The petrol price is expected to rise above R25 per litre on Wednesday, adding to the mounting burden on commuters, motorists, and consumers, the South African Institute of Race Relations (IRR) said in a media statement recently.
Internal divisions in the cabinet seem to be standing in way of a simple solution – extending the fuel levy relief previously announced by Finance Minister Enoch Godongwana, possibly followed by more structural reforms to the tax on the movement of people and goods.
Last week Minister Godongwana said “something must be done” about the looming increase in petrol taxes, which he described as a “blunt instrument” that “cuts across food prices” while generally increasing the cost of living.
Without intense and immediate public pressure to back this sober assessment, nothing will actually be done.

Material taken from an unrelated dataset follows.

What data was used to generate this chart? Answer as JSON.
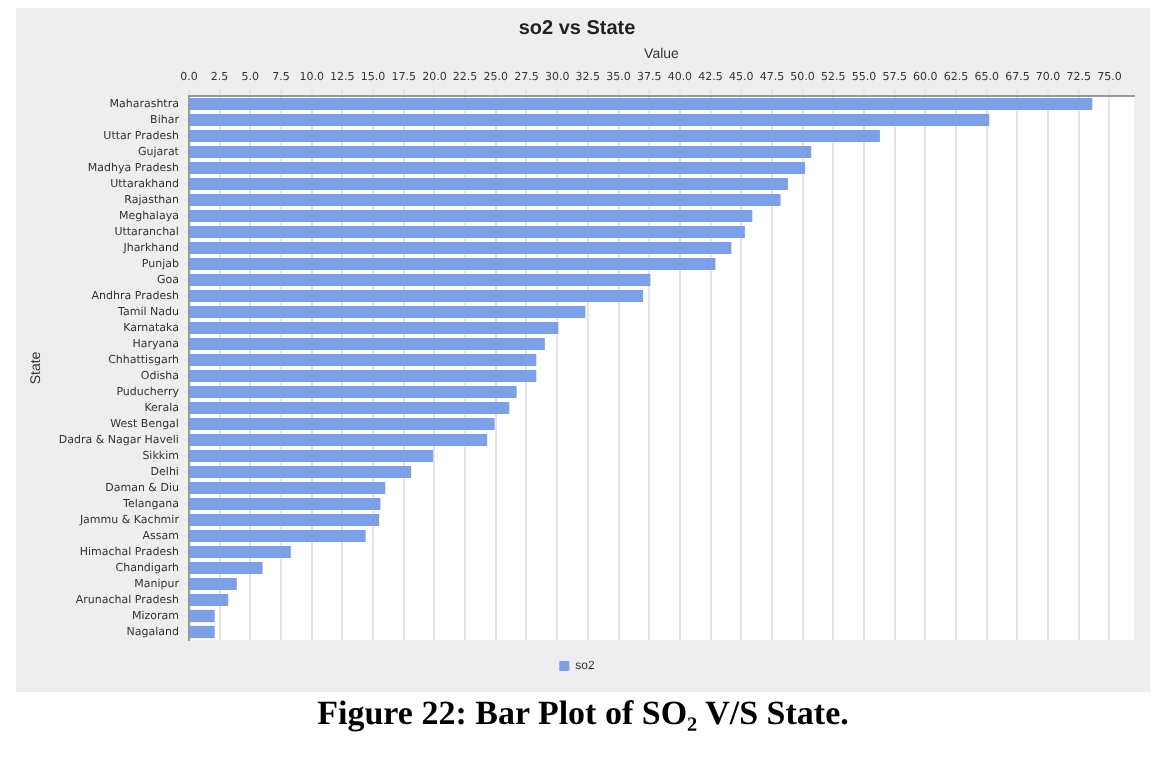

Cosatu and the DA have both launched public pressure campaigns to try to save South Africa from a tax hike at the petrol pump.

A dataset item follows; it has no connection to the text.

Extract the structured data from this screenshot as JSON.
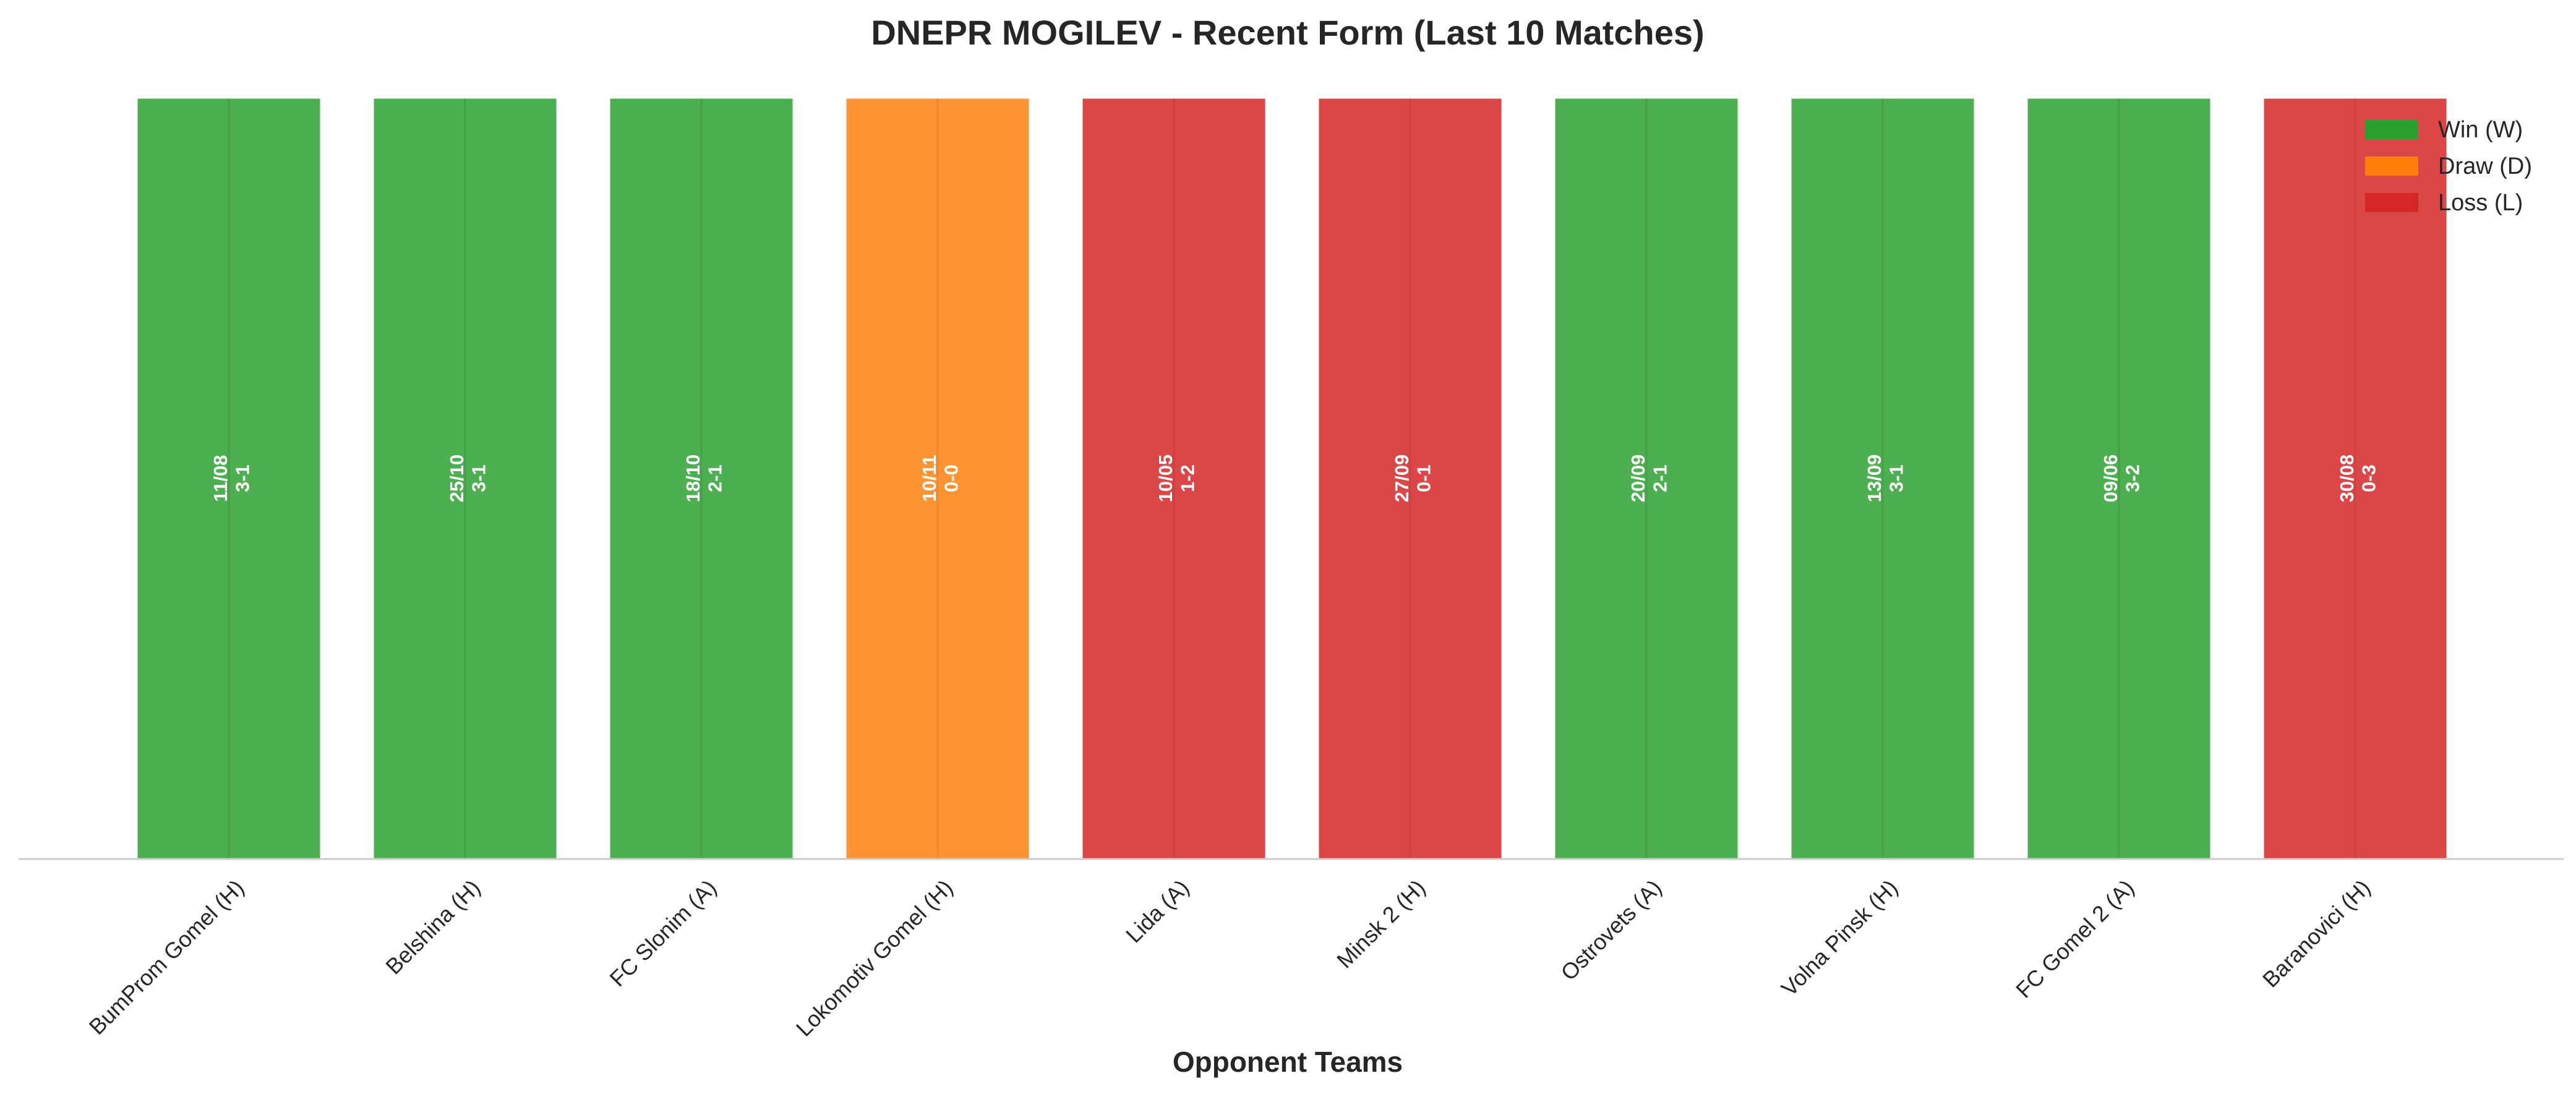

The DA has gone so far as to argue that the fuel levy must be scrapped, which would put R90 billion back in the hands of ordinary South Africans to beat back inflation.
Minister Godongwana also pointed out last week that while South Africa faces inflationary risks from global challenges beyond its control, “the petrol issue is adding to these risks.
And what that means is that it is constraining the amount that should be available for economic development”.
“The more the government taxes movement the more expensive it becomes to travel or trade, raising costs right across the economy. It is absurd to delay solving a problem that is placing a drag on the economy and risks bringing South Africa to a standstill. Stop the tax hike now,” said IRR head of campaigns Gabriel Crouse.